Sunday, November 1, 2009

Dreaming

I don't think that I have dreamed properly for years. My dreams were always brief and dim and I would wake up after them. Some one's face would appear, or a few words, but nothing in depth or developed. Now my dreams have plots and multiple characters. They start the same way that they used to with a face or a few words, but then when I near the edge of consciousness, instead of waking me up, the dream develops and becomes more complex. I sleep through the night now, which I have not done in many years. To say that my dreams are pleasant and good is simultaneously true and false. The content of my dreams is violent, hellish stuff, but I am not afraid of any of it. As I dream, I find that I relax and sink into a deeper sleep. There is almost a sense of relief that I feel.

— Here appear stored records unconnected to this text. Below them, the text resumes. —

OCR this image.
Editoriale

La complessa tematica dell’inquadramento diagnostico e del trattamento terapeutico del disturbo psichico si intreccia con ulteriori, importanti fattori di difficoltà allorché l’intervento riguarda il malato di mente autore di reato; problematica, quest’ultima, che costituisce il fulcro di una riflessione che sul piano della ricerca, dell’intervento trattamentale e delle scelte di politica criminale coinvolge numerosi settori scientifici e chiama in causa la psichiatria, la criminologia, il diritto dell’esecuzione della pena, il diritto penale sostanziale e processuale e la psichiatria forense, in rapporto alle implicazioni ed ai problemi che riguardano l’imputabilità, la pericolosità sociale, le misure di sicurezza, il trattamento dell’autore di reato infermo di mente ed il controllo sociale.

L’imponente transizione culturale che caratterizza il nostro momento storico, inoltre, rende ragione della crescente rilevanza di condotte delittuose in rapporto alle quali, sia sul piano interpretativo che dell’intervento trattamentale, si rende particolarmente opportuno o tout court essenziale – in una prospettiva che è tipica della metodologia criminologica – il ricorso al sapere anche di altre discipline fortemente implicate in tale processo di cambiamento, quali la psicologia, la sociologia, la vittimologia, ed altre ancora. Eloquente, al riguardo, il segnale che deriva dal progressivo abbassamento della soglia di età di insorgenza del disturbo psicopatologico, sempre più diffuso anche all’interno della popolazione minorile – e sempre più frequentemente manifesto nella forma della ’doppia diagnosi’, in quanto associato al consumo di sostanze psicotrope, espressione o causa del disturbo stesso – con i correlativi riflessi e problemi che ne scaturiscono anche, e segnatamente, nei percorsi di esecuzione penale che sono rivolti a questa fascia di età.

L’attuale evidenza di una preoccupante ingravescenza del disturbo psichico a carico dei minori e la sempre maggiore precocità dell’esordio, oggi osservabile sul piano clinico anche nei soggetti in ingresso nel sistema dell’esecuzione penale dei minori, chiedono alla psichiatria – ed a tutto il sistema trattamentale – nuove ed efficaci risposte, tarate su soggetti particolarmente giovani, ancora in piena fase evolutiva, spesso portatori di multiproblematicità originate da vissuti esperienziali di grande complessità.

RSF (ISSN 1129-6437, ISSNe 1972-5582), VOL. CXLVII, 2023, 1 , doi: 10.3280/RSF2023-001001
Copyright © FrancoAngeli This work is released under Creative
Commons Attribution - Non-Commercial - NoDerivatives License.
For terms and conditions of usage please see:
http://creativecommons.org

Since I have started dreaming, it has become easier to put unpleasant things behind me. I think that I might be capable of handling horror movies now without feeling terrified for months afterwards (though I have no intention of watching any). I obsess over things less and in general, there is less going on in my head and it is easier to concentrate....almost like dreams are making room for new things.

Perhaps what dreams are doing for my head has a physical manifestation as well. I am becoming a good housekeeper. This is not something I have been trying for very much, but I find myself making my bed each morning, dusting the house every week, folding laundry as soon as it is done in the dryer and organizing things in better ways. These changes have been nearly as effortless as dreaming. They just sort of happened and I am only just noticing.